Low performance when extracting text from a PDF file


#1

Hello,
I am new to Kotlin and I decided to compare the performance of a PDF text extraction using Kotlin and Java approach with PDFBox 2.0.12. library. Here is the Java version that extracts the text from a pdf and creates a list of text segments of the specified minimal size:

   ...
   import org.apache.pdfbox.pdmodel.PDDocument;
   import org.apache.pdfbox.text.PDFTextStripper;
   ...
        public static List<Segment> parse(InputStream is) throws Exception {

        int segNo = 0;
        List<Segment> segments = new ArrayList<>();
        try (PDDocument pdfDocument = PDDocument.load(is)) {
            if (!pdfDocument.isEncrypted()) {
                PDFTextStripper str = new PDFTextStripper();
                str.setLineSeparator("\n");
                str.setSortByPosition(true);
                StringBuilder accumulator = new StringBuilder();
                int n = pdfDocument.getNumberOfPages();
                for(int i = 0; i < n; i++) {
                    str.setStartPage(i); str.setEndPage(i);
                    String[] pars = Segment.PDF_END_OF_LINE.split(str.getText(pdfDocument).trim());
                    for(String content : pars) {
                        content = content.trim();
                        if(!content.isEmpty()) {
                            accumulator.append(Segment.REMOVE_MULTI_SPACES.matcher(content)
                                    .replaceAll(" ")).append(".");
                            if(accumulator.length() < Segment.MIN_NUM_OF_CHARS) {
                                accumulator.append("\n");
                            } else {
                                segments.add(new Segment(Segment.PARAGRAPH, 
                                        accumulator.toString().trim(), segNo++));
                                accumulator.setLength(0);
                            }
                        }
                    }
                    if(accumulator.length() > 0) {
                        segments.add(new Segment(Segment.PARAGRAPH, 
                                            accumulator.toString().trim(), segNo++));
                        accumulator.setLength(0);
                    }
                }
            }
        }
        return segments;
    }

Here is my Kotlin code:

...
import org.apache.pdfbox.pdmodel.PDDocument
import org.apache.pdfbox.text.PDFTextStripper
...

object PdfParser {

    fun parse(fis: InputStream): List<Segment> {

        var segNo = 0
        val segments = mutableListOf<Segment>()
        PDDocument.load(fis).use { pdfDocument ->
            if (!pdfDocument.isEncrypted) {
                val stripper = PDFTextStripper()
                stripper.lineSeparator= "\n"
                stripper.sortByPosition= true
                val accumulator = StringBuilder()
                val n = pdfDocument.numberOfPages
                for (i in 0 until n) {
                    stripper.startPage = i
                    stripper.endPage = i
                    val pars = PDF_END_OF_SENT.split(stripper.getText(pdfDocument).trim())
                    for (p in pars) {
                        val content = p.trim()
                        if (content.isNotEmpty()) {
                            accumulator.append(SEG_REMOVE_MULTI_SPACES.replace(content, " ") + ".")
                            if (accumulator.length < SEG_MIN_NUM_OF_CHARS) {
                                accumulator.append("\n")
                            } else {
                                segments.add(Segment(SEG_PARAGRAPH, accumulator.toString().trim(), segNo++))
                                accumulator.setLength(0)
                            }
                        }
                    }
                    if (accumulator.isNotEmpty()) {
                        segments.add(Segment(SEG_PARAGRAPH, accumulator.toString().trim(), segNo++))
                        accumulator.setLength(0)
                    }
                }
            }
        }
        return segments
    }
}

When I measure the performance (giving the same FileInputStream pointing to 7.18MB tornadofx-guide.pdf), Java version performs the task in 3 secs and Kotlin version in 5 secs!
In both cases I use the same jdk version (1.8.something and same PDFBox libraries).
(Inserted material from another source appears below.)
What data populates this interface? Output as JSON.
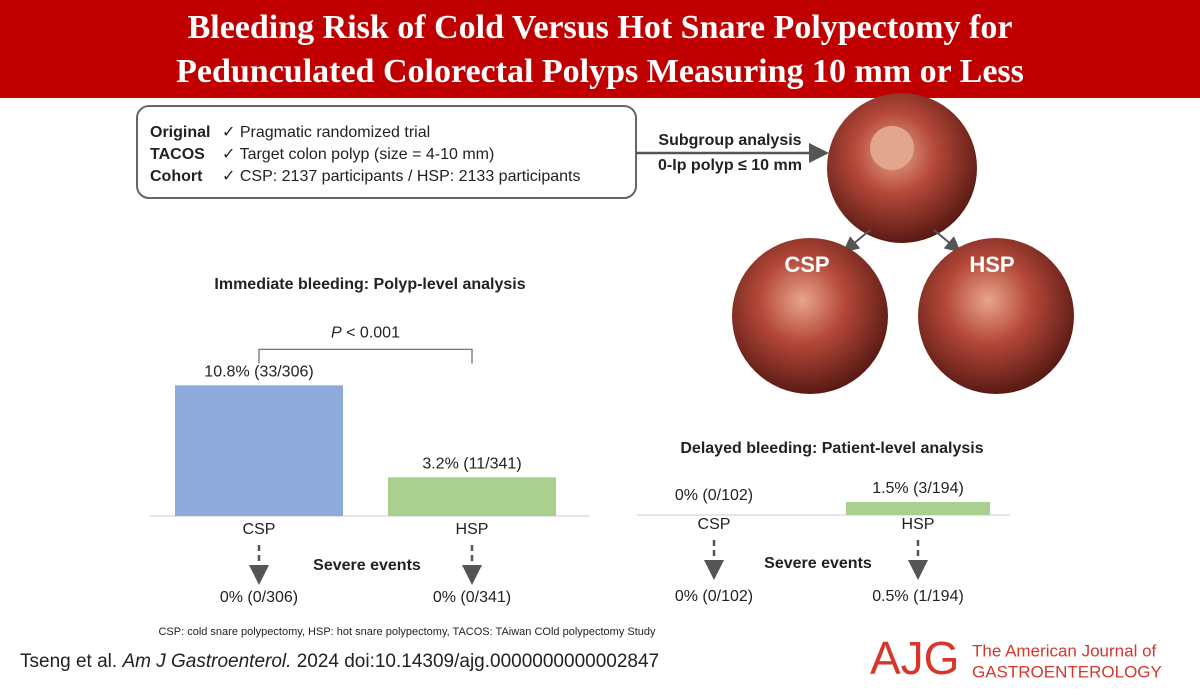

Here are the test sequences in Java and Kotlin:

       // Java
        try(InputStream is = new FileInputStream("C:\\Users\\Andjelko\\Desktop\\tornadofx-guide.pdf")){
            long st = System.currentTimeMillis();
            List<Segment> list = parse(is);
            long e = System.currentTimeMillis();
            System.out.println(e-st);
        } catch(Exception e) {
            e.printStackTrace();
        }

        // Kotlin
        val fis = FileInputStream("C:\\Users\\Andjelko\\Desktop\\tornadofx-guide.pdf")/*, 2 * 1024)*/
        val st = System.currentTimeMillis()
        val list = PdfParser.parse(fis)
        val e = System.currentTimeMillis()
        println(e - st)

Am I missing something or Kotlin is much slower than Java (apart from being much nicer)?


#2

Since you are using Java library and apparently the same code, the time should be exactly the same. The only difference I see is that file closing in your kotlin code is inside measured block and in Java code is outside, but it should not take that much time. Problem is probably with your test setup. Try to run it in different order or multiple times.


#3

Also you use slightly different logic in replacer. It invokes additional StringBuilder in kotlin on + operation


#4

I changed that but the difference is nearly 2secs! My test logic is correct. Even when I repeat tests multiple times, the same thing happens. The only difference is that I run Java code from NetBeans and Kotlin code from intellij. Does it metter?


#5

It means that you are not building a jar, but running it directly from IDE. It could affect performance. You must at least run tests in the same conditions. Also if by repeating you mean that you click “play” button multiple times, it does not help. You do not remove VM warm-up this way.


#6

Hello,
I repeated tests in the same IDE (IDEA) and repeated them programatically 100 times, and the results are nearly the same (now Kotln little bit faster)!

Sorry for this stupid error :slight_smile:


#7

In this case the performance should be exactly the same because your main work is hidden in Java classes (so the bytecode is the same). Kotlin could give some boost for operation on strings since it optimizes some things, but not in this case.